En los últimos meses, varias denuncias de acoso y violencia sexual (mayoritariamente contra mujeres) han salpicado a los claustros universitarios y al mundo de las letras. Los agresores, presuntos o denunciados, son catedráticos e intelectuales pertenecientes a una élite académica, es decir, en franca capacidad de reconocer la perversión aludida. No integran el submundo lumpen ni los bajos fondos de la sociedad, sino, en varios casos, las mismas casas universitarias que acuñaron el enfoque de género en nuestro país.Estas aparentes paradojas tienen explicación. La universidad no es una burbuja impoluta, ajena a los males estructurales de las sociedades a las que pertenecen. De hecho, en su interior se reproducen las mismas discriminaciones sexuales, raciales y sociales existentes fuera del claustro académico. Ni la casa de estudios mejor rankeada queda exenta de albergar tales violencias cotidianas. Esta realidad, sin embargo, suele relativizarse al defenderse el alicaído prestigio de dichas instituciones. No obstante, dada la gravedad de las denuncias, que superan lo anecdótico, es imposible negar la insuficiencia de las políticas universitarias para construir un ambiente de respeto e igualdad.

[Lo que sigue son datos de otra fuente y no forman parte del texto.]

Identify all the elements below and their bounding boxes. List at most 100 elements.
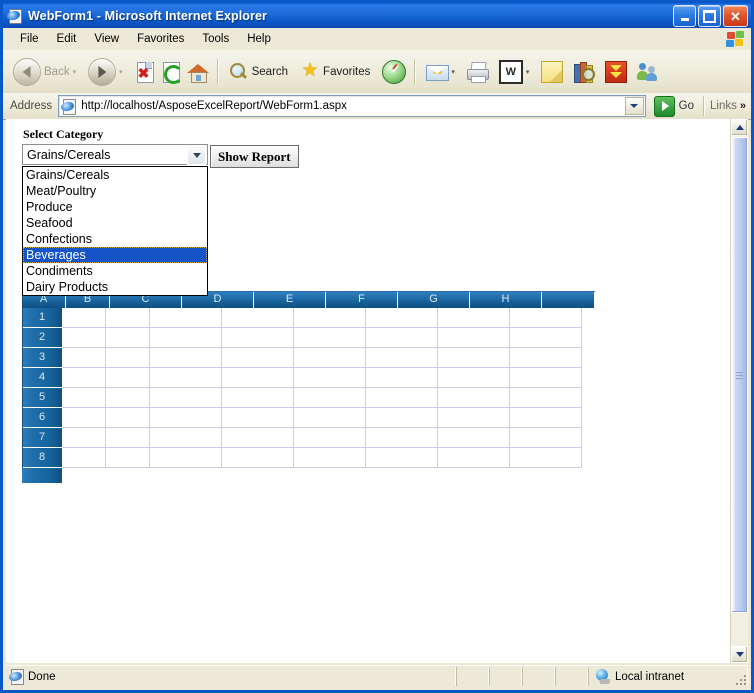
grid-cell[interactable]	[510, 448, 582, 468]
grid-cell[interactable]	[294, 328, 366, 348]
grid-cell[interactable]	[510, 308, 582, 328]
grid-cell[interactable]	[106, 428, 150, 448]
grid-cell[interactable]	[222, 388, 294, 408]
grid-cell[interactable]	[62, 308, 106, 328]
windows-flag-icon[interactable]	[723, 29, 745, 49]
grid-cell[interactable]	[62, 328, 106, 348]
grid-cell[interactable]	[438, 428, 510, 448]
chevron-down-icon[interactable]	[187, 146, 206, 165]
grid-cell[interactable]	[438, 448, 510, 468]
grid-cell[interactable]	[222, 308, 294, 328]
scrollbar-thumb[interactable]	[731, 137, 748, 613]
edit-dropdown-icon[interactable]: ▾	[526, 68, 530, 76]
grid-cell[interactable]	[366, 428, 438, 448]
grid-cell[interactable]	[366, 368, 438, 388]
scroll-down-icon[interactable]	[731, 646, 748, 663]
grid-row-header[interactable]: 2	[22, 328, 62, 348]
close-button[interactable]: ✕	[723, 5, 748, 27]
grid-cell[interactable]	[62, 448, 106, 468]
mail-button[interactable]: ▾	[424, 56, 457, 88]
edit-word-button[interactable]: W ▾	[497, 56, 532, 88]
grid-cell[interactable]	[62, 348, 106, 368]
grid-cell[interactable]	[150, 368, 222, 388]
grid-cell[interactable]	[222, 368, 294, 388]
grid-cell[interactable]	[150, 308, 222, 328]
grid-cell[interactable]	[106, 328, 150, 348]
grid-cell[interactable]	[366, 348, 438, 368]
grid-cell[interactable]	[150, 328, 222, 348]
grid-cell[interactable]	[294, 428, 366, 448]
stop-button[interactable]: ✖	[133, 56, 157, 88]
grid-cell[interactable]	[438, 348, 510, 368]
dropdown-option[interactable]: Grains/Cereals	[23, 167, 207, 183]
address-dropdown-button[interactable]	[624, 97, 644, 115]
go-button[interactable]: Go	[650, 95, 698, 117]
refresh-button[interactable]	[159, 56, 183, 88]
grid-cell[interactable]	[62, 428, 106, 448]
grid-cell[interactable]	[294, 448, 366, 468]
toolbar-overflow-chevron-icon[interactable]: »	[740, 100, 746, 112]
grid-cell[interactable]	[510, 368, 582, 388]
grid-cell[interactable]	[438, 368, 510, 388]
menu-item-edit[interactable]: Edit	[49, 31, 85, 47]
download-manager-button[interactable]	[603, 56, 629, 88]
grid-cell[interactable]	[150, 408, 222, 428]
minimize-button[interactable]	[673, 5, 696, 27]
dropdown-option[interactable]: Produce	[23, 199, 207, 215]
home-button[interactable]	[185, 56, 211, 88]
grid-cell[interactable]	[150, 388, 222, 408]
grid-cell[interactable]	[222, 448, 294, 468]
grid-column-header[interactable]: E	[254, 292, 326, 308]
messenger-button[interactable]	[635, 56, 661, 88]
grid-cell[interactable]	[366, 448, 438, 468]
note-button[interactable]	[539, 56, 565, 88]
menu-item-file[interactable]: File	[12, 31, 47, 47]
grid-column-header[interactable]	[542, 292, 595, 308]
grid-cell[interactable]	[294, 308, 366, 328]
grid-column-header[interactable]: F	[326, 292, 398, 308]
back-dropdown-icon[interactable]: ▾	[73, 68, 77, 76]
grid-cell[interactable]	[150, 428, 222, 448]
maximize-button[interactable]	[698, 5, 721, 27]
favorites-button[interactable]: ★ Favorites	[298, 56, 372, 88]
page-vertical-scrollbar[interactable]	[730, 119, 748, 663]
grid-cell[interactable]	[438, 308, 510, 328]
grid-cell[interactable]	[366, 308, 438, 328]
grid-cell[interactable]	[438, 328, 510, 348]
back-button[interactable]: Back ▾	[5, 56, 78, 88]
history-button[interactable]	[380, 56, 408, 88]
grid-row-header[interactable]: 4	[22, 368, 62, 388]
category-combobox[interactable]: Grains/Cereals	[22, 144, 208, 165]
grid-row-header[interactable]: 6	[22, 408, 62, 428]
mail-dropdown-icon[interactable]: ▾	[451, 68, 455, 76]
grid-cell[interactable]	[294, 408, 366, 428]
grid-cell[interactable]	[106, 348, 150, 368]
grid-cell[interactable]	[438, 408, 510, 428]
grid-cell[interactable]	[62, 388, 106, 408]
grid-cell[interactable]	[222, 328, 294, 348]
grid-row-header-partial[interactable]	[22, 468, 62, 484]
menu-item-help[interactable]: Help	[239, 31, 279, 47]
grid-cell[interactable]	[222, 408, 294, 428]
grid-cell[interactable]	[222, 348, 294, 368]
grid-cell[interactable]	[150, 348, 222, 368]
grid-cell[interactable]	[438, 388, 510, 408]
grid-cell[interactable]	[106, 388, 150, 408]
grid-cell[interactable]	[106, 368, 150, 388]
grid-row-header[interactable]: 7	[22, 428, 62, 448]
grid-row-header[interactable]: 8	[22, 448, 62, 468]
grid-cell[interactable]	[510, 328, 582, 348]
scroll-up-icon[interactable]	[731, 119, 748, 136]
menu-item-favorites[interactable]: Favorites	[129, 31, 192, 47]
grid-cell[interactable]	[294, 388, 366, 408]
dropdown-option[interactable]: Seafood	[23, 215, 207, 231]
dropdown-option[interactable]: Beverages	[23, 247, 207, 263]
search-button[interactable]: Search	[227, 56, 290, 88]
grid-cell[interactable]	[366, 328, 438, 348]
show-report-button[interactable]: Show Report	[210, 145, 299, 168]
address-input[interactable]: http://localhost/AsposeExcelReport/WebFo…	[58, 95, 646, 117]
grid-row-header[interactable]: 1	[22, 308, 62, 328]
dropdown-option[interactable]: Confections	[23, 231, 207, 247]
grid-cell[interactable]	[294, 368, 366, 388]
grid-cell[interactable]	[510, 348, 582, 368]
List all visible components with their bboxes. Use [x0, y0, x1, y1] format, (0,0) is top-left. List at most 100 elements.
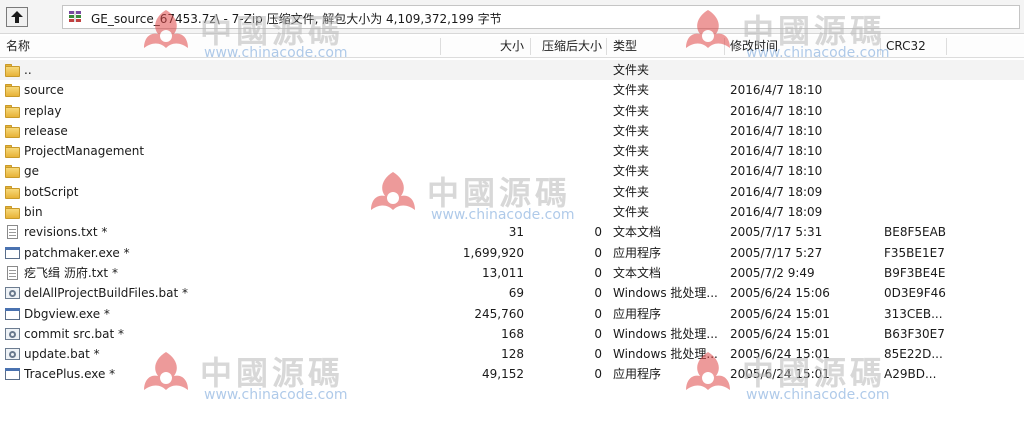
file-modified	[730, 60, 880, 80]
folder-icon	[5, 83, 20, 98]
file-name: delAllProjectBuildFiles.bat *	[24, 286, 189, 301]
file-type: 文件夹	[613, 103, 650, 118]
file-crc32: F35BE1E7	[884, 245, 945, 260]
file-row[interactable]: delAllProjectBuildFiles.bat * 69 0 Windows …	[0, 283, 1024, 303]
file-modified: 2016/4/7 18:09	[730, 205, 823, 220]
up-folder-icon	[11, 11, 23, 23]
parent-folder-row[interactable]: .. 文件夹	[0, 60, 1024, 81]
file-packed-size: 0	[594, 367, 602, 382]
exe-file-icon	[5, 307, 20, 321]
file-packed-size	[526, 101, 602, 121]
file-packed-size: 0	[594, 306, 602, 321]
file-modified: 2005/7/2 9:49	[730, 265, 815, 280]
file-name: patchmaker.exe *	[24, 245, 130, 260]
file-row[interactable]: 疙飞缉 沥府.txt * 13,011 0 文本文档 2005/7/2 9:49 B9F3…	[0, 263, 1024, 283]
folder-icon	[5, 144, 20, 159]
file-size: 1,699,920	[462, 245, 524, 260]
file-packed-size	[526, 202, 602, 222]
file-packed-size	[526, 60, 602, 80]
file-size	[440, 141, 524, 161]
file-type: 文件夹	[613, 63, 650, 77]
path-field[interactable]: GE_source_67453.7z\ - 7-Zip 压缩文件, 解包大小为 …	[62, 5, 1020, 29]
column-name[interactable]: 名称	[6, 36, 30, 57]
file-type: Windows 批处理...	[613, 326, 718, 341]
file-packed-size: 0	[594, 286, 602, 301]
folder-icon	[5, 124, 20, 138]
path-bar: GE_source_67453.7z\ - 7-Zip 压缩文件, 解包大小为 …	[0, 0, 1024, 34]
file-crc32	[884, 121, 954, 141]
file-row[interactable]: replay 文件夹 2016/4/7 18:10	[0, 101, 1024, 121]
file-packed-size	[526, 80, 602, 100]
file-row[interactable]: ProjectManagement 文件夹 2016/4/7 18:10	[0, 141, 1024, 161]
file-row[interactable]: bin 文件夹 2016/4/7 18:09	[0, 202, 1024, 222]
file-type: 文件夹	[613, 83, 650, 98]
file-type: Windows 批处理...	[613, 347, 718, 362]
file-row[interactable]: source 文件夹 2016/4/7 18:10	[0, 80, 1024, 100]
file-crc32	[884, 182, 954, 202]
exe-file-icon	[5, 367, 20, 381]
file-size: 49,152	[482, 367, 524, 382]
path-text: GE_source_67453.7z\ - 7-Zip 压缩文件, 解包大小为 …	[91, 12, 502, 26]
file-type: 应用程序	[613, 245, 662, 260]
file-type: 应用程序	[613, 367, 662, 382]
column-modified[interactable]: 修改时间	[730, 36, 778, 57]
file-type: 文件夹	[613, 164, 650, 179]
file-row[interactable]: release 文件夹 2016/4/7 18:10	[0, 121, 1024, 141]
file-name: Dbgview.exe *	[24, 306, 110, 321]
file-size	[440, 80, 524, 100]
watermark-url: www.chinacode.com	[746, 387, 890, 403]
file-type: Windows 批处理...	[613, 286, 718, 301]
file-packed-size: 0	[594, 245, 602, 260]
column-packed-size[interactable]: 压缩后大小	[542, 36, 602, 57]
file-row[interactable]: commit src.bat * 168 0 Windows 批处理... 2005/6…	[0, 324, 1024, 344]
file-modified: 2016/4/7 18:10	[730, 144, 823, 159]
file-crc32: B63F30E7	[884, 326, 945, 341]
file-row[interactable]: Dbgview.exe * 245,760 0 应用程序 2005/6/24 15:01…	[0, 304, 1024, 324]
file-modified: 2005/7/17 5:27	[730, 245, 823, 260]
file-name: commit src.bat *	[24, 326, 124, 341]
file-crc32: B9F3BE4E	[884, 265, 946, 280]
file-row[interactable]: ge 文件夹 2016/4/7 18:10	[0, 161, 1024, 181]
file-modified: 2005/6/24 15:01	[730, 326, 830, 341]
folder-icon	[5, 205, 20, 220]
file-packed-size: 0	[594, 265, 602, 280]
file-crc32	[884, 80, 954, 100]
file-name: botScript	[24, 184, 79, 199]
batch-file-icon	[5, 327, 20, 341]
file-row[interactable]: patchmaker.exe * 1,699,920 0 应用程序 2005/7/17 …	[0, 243, 1024, 263]
column-size[interactable]: 大小	[440, 36, 524, 57]
file-type: 文件夹	[613, 144, 650, 159]
exe-file-icon	[5, 246, 20, 260]
file-row[interactable]: update.bat * 128 0 Windows 批处理... 2005/6/24 …	[0, 344, 1024, 364]
file-packed-size: 0	[594, 225, 602, 240]
file-modified: 2016/4/7 18:10	[730, 83, 823, 98]
file-crc32: A29BD...	[884, 367, 937, 382]
watermark-url: www.chinacode.com	[204, 387, 348, 403]
file-name: replay	[24, 103, 62, 118]
file-crc32: 313CEB...	[884, 306, 943, 321]
file-type: 文件夹	[613, 184, 650, 199]
batch-file-icon	[5, 286, 20, 300]
file-row[interactable]: revisions.txt * 31 0 文本文档 2005/7/17 5:31 BE8F…	[0, 222, 1024, 242]
archive-icon	[69, 11, 81, 22]
column-type[interactable]: 类型	[613, 36, 637, 57]
file-crc32: 0D3E9F46	[884, 286, 946, 301]
file-row[interactable]: TracePlus.exe * 49,152 0 应用程序 2005/6/24 15:0…	[0, 364, 1024, 384]
file-row[interactable]: botScript 文件夹 2016/4/7 18:09	[0, 182, 1024, 202]
file-type: 文件夹	[613, 123, 650, 138]
file-size: 69	[508, 286, 524, 301]
up-folder-button[interactable]	[6, 7, 28, 27]
file-size	[440, 182, 524, 202]
file-crc32	[884, 60, 954, 80]
column-crc32[interactable]: CRC32	[886, 36, 926, 57]
file-name: update.bat *	[24, 347, 100, 362]
batch-file-icon	[5, 347, 20, 361]
folder-icon	[5, 104, 20, 118]
file-size	[440, 161, 524, 181]
file-modified: 2005/6/24 15:01	[730, 367, 830, 382]
file-size	[440, 101, 524, 121]
file-crc32	[884, 202, 954, 222]
file-name: TracePlus.exe *	[24, 367, 116, 382]
file-size: 168	[501, 326, 524, 341]
file-size: 245,760	[474, 306, 524, 321]
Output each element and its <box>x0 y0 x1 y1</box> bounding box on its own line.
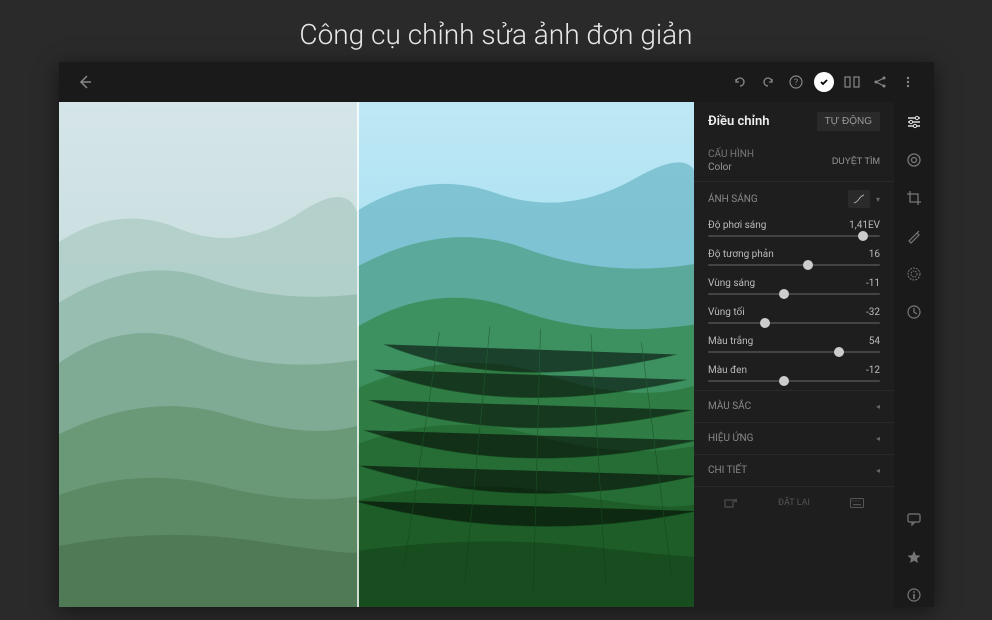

Como de costumbre, son los estudiantes los portadores de un cambio que coloca a las autoridades respectivas ante el juzgamiento histórico. No casualmente los alumnos de leyes y ciencias sociales fueron los primeros en denunciar abiertamente la violencia sexual que victimiza a varias de sus compañeras, querellando también los intentos de manejar domésticamente las faltas para evitar el escándalo público. Quienes así se conducen, no son conscientes de que podrían constituir el germen de un movimiento social –no un episodio más de #MeToo o #NiUnaMenos– o simplemente dejar pasar tal oportunidad. Un ejemplo vecino nos permite echar luces sobre esta posibilidad.El movimiento de mayo del 2018 en Chile, en el que miles de mujeres universitarias y escolares tomaron las sedes de sus casas de estudios, se fundó en el reclamo de medidas contra docentes señalados por abusos sexuales. La demanda escaló hacia una agenda más integral: la revisión de las mallas curriculares en los centros de estudio y los pedidos por eliminar el sexismo en la educación universitaria y secundaria. En el Perú, distintos casos de violencia contra la mujer se han convertido en emblemas de sensibilización y concientización de parte de la sociedad y de las autoridades estatales, para un giro hacia políticas públicas de equidad de género. Pero, a diferencia del país sureño, las federaciones estudiantiles nacionales no son intelectualmente orgánicas ni tienen antecedentes positivos de haberle ganado el pulso a gobiernos.
Si el incipiente movimiento estudiantil local (aún encerrado en los muros de unas universidades) lograse conectar con la opinión pública, estaríamos ante un evento capaz de influir en la cultura política discriminatoria y machista predominante en el país. Señalo esto a riesgo de ser interpretado como ‘mansplaining’, ese rezago patriarcal de imponer a la mujer lo que debe o no hacer, decir y hasta pensar. Lo hago, no obstante, porque los hombres debemos acompañar este empeño de equidad y justicia. Pero la voz dirigente es de ellas.